In the 1980s a nearby stone quarry that was used as an ammunition store during WWII was re-purposed as a nuclear fallout shelter, known as the Rusepalm shelter complex.
Eastlays Quarry is located six miles away from Poulton in the town of Gastard near Corsham. In 1981 ambitious plans surfaced to convert the underground space, which is as big as 18 football pitches, into underground accommodation for up to 10,000 people.
The developers were offering families the chance to pay £2,000 upfront to secure their own luxurious, fully-equipped, subterranean apartment. The idea being that a family could seek refuge in their own self-contained apartment for up to three months after a nuclear attack.
Those behind the plan believed that the bunker's inhabitants would stand the best chance of survival due to the cross section of people from all walks of life living there. The promotional material for the bunker says this will be "doctors, nurses, social workers, craftsmen, sportsmen, teachers and experts in many fields." It was hoped that they would "join together to form a friendly community."

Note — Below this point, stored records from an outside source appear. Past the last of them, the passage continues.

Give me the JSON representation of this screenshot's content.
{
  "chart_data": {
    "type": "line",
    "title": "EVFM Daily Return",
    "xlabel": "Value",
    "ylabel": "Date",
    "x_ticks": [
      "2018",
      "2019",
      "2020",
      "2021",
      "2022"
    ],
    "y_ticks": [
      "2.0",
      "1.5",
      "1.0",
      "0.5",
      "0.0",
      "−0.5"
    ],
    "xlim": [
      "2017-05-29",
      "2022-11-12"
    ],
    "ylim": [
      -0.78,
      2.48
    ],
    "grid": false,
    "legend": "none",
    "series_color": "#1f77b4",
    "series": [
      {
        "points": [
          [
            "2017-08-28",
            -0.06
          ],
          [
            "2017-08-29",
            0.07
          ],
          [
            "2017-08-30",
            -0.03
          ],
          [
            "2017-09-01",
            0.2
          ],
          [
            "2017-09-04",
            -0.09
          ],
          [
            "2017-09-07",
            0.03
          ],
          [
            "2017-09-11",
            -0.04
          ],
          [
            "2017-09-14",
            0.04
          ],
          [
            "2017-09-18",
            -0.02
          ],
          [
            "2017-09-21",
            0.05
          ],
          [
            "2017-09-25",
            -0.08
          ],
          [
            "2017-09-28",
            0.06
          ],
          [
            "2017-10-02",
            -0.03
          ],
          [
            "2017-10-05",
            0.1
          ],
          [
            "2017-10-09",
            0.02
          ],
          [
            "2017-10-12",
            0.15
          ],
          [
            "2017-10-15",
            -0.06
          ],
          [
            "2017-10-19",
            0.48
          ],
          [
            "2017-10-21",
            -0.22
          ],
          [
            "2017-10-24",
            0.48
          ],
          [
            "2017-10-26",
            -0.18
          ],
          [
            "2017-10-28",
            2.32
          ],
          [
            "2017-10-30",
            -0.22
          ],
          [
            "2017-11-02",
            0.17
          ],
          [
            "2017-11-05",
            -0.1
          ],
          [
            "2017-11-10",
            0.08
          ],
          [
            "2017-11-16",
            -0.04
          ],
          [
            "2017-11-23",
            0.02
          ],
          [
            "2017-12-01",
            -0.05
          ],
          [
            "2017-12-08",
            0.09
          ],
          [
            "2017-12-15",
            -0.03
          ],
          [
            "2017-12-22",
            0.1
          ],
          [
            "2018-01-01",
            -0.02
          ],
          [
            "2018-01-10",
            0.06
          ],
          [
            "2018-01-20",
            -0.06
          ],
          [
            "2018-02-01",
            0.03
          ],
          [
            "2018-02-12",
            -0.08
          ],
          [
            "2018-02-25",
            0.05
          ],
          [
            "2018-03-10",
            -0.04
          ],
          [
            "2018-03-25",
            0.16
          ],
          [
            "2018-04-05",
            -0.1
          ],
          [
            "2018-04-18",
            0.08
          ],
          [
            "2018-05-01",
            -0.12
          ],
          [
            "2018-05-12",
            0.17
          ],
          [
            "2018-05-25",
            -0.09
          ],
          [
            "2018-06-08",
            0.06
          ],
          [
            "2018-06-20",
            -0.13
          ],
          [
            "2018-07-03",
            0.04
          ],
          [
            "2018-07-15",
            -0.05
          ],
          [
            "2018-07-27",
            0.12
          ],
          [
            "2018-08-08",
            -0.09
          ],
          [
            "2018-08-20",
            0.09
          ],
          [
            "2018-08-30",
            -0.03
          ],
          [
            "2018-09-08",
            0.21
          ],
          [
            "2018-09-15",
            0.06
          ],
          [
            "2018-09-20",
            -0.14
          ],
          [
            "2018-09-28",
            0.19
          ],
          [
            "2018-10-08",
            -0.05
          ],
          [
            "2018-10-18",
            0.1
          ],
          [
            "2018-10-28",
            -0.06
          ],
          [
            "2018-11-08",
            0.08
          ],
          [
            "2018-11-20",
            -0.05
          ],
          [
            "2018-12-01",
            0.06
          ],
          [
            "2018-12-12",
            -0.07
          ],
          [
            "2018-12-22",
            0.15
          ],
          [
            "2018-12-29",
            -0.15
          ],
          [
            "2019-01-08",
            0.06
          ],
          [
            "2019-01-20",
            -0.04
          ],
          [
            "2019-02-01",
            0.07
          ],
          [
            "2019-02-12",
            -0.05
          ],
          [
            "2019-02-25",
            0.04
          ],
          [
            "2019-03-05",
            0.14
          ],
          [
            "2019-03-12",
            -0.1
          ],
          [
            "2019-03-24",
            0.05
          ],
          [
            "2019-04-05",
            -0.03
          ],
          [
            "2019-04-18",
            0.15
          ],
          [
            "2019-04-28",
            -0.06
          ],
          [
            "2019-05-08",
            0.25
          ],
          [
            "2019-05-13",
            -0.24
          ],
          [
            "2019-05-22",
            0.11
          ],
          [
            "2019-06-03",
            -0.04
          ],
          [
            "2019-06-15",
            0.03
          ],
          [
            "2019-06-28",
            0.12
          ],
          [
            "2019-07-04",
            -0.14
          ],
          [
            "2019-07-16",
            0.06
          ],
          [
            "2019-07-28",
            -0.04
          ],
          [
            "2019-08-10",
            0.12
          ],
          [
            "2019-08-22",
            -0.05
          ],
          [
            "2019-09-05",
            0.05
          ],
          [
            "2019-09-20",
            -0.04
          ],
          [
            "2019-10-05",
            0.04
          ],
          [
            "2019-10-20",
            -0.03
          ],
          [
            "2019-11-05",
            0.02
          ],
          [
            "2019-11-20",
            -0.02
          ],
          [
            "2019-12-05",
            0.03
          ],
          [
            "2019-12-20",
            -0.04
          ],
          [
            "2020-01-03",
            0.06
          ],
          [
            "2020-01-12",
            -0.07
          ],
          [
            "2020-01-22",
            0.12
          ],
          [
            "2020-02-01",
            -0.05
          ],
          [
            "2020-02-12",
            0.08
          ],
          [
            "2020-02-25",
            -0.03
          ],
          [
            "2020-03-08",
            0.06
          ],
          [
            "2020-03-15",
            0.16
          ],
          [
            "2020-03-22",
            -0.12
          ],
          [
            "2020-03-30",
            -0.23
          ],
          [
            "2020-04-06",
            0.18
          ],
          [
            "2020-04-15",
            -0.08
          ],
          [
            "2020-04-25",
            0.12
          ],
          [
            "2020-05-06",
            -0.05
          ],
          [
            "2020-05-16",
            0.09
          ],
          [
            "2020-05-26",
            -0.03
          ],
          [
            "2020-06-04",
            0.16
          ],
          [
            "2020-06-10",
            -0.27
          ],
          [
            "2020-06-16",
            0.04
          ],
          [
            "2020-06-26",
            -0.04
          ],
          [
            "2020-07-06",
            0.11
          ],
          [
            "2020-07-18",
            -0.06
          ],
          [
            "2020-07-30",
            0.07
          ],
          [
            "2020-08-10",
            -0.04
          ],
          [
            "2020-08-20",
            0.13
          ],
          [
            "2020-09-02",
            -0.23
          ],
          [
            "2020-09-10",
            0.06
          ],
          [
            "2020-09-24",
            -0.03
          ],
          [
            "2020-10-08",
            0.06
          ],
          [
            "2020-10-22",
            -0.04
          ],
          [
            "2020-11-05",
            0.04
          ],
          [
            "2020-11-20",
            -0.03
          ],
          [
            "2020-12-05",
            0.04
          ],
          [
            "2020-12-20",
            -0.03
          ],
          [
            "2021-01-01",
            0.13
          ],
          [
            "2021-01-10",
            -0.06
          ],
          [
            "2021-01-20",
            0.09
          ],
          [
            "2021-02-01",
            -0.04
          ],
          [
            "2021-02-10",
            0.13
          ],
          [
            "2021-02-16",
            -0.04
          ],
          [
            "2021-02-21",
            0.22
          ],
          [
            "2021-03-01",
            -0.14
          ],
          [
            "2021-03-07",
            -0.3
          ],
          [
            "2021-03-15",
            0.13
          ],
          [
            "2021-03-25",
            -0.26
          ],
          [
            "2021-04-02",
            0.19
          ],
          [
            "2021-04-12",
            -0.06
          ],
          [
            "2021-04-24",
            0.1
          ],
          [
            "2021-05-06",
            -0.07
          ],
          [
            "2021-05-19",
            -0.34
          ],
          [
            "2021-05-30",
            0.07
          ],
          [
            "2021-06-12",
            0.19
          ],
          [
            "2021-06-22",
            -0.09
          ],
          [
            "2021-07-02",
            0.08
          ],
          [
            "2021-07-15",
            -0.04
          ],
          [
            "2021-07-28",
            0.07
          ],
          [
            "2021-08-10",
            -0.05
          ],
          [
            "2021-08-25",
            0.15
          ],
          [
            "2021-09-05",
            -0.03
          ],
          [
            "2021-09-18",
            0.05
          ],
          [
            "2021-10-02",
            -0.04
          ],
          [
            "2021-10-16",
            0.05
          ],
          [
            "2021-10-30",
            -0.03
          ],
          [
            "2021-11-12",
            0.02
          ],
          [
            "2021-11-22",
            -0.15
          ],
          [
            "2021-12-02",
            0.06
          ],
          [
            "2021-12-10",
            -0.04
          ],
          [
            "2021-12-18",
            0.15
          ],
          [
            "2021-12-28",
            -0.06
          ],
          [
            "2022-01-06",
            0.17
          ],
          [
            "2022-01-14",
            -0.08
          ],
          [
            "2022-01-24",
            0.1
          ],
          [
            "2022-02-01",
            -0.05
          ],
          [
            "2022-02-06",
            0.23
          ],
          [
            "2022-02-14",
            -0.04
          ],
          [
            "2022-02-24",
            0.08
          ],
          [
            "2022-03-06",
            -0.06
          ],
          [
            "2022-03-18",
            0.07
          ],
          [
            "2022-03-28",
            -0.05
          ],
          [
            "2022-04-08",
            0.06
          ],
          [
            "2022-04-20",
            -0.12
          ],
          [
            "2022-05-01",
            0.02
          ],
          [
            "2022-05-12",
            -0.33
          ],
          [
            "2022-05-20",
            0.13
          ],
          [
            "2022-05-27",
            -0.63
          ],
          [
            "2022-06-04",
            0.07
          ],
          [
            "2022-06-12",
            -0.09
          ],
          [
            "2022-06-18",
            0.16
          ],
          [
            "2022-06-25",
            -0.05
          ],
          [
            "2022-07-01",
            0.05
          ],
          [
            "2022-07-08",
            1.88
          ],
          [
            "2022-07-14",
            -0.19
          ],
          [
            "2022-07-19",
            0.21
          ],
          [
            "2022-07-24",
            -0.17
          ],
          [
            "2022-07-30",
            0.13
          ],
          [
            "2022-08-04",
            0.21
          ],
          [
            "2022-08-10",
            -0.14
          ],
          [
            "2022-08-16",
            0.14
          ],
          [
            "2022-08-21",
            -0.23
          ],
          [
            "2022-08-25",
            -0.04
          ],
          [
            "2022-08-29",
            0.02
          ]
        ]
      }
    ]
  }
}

Safely located 30 meters below ground and with helicopter landing facilities for VIP guests, the shelters would have housed up to 2,500 families, with facilities for recreation and exercise - even during a nuclear attack.
Each apartment was to be fitted with lighting, heating, a washbasin, bunkbeds and storage compartments, as well as a connection to a fresh water supply - although quite how this clean supply of water would be maintained is not explained. The apartments would also have a radio, which would be connected to the main shelter control and communication centre.
Elsewhere in the bunker there would be access to a communal dining area where all the inhabitants' meals would be provided, plus toilets, showers and laundry facilities.
It's not known how many people paid Rusepalm Developments to secure their piece of the underground bunker before they abandoned the plans and the company collapsed.
Eastlays was sold on and since 1988 has been used for controlled wine storage by Octavian. The company handles over four million cases of wine a year and has the capacity to store over 800,000 cases. The underground space is perfect for storage due to its constant year round temperatures, absence of ultra violet light, no vibration and full humidity control.
Inspired yet? The auction for the unique underground space in Bradford on Avon takes place at 7pm in the Standerwick Suite or Frome Livestock Market on Thursday, 12th September 2019.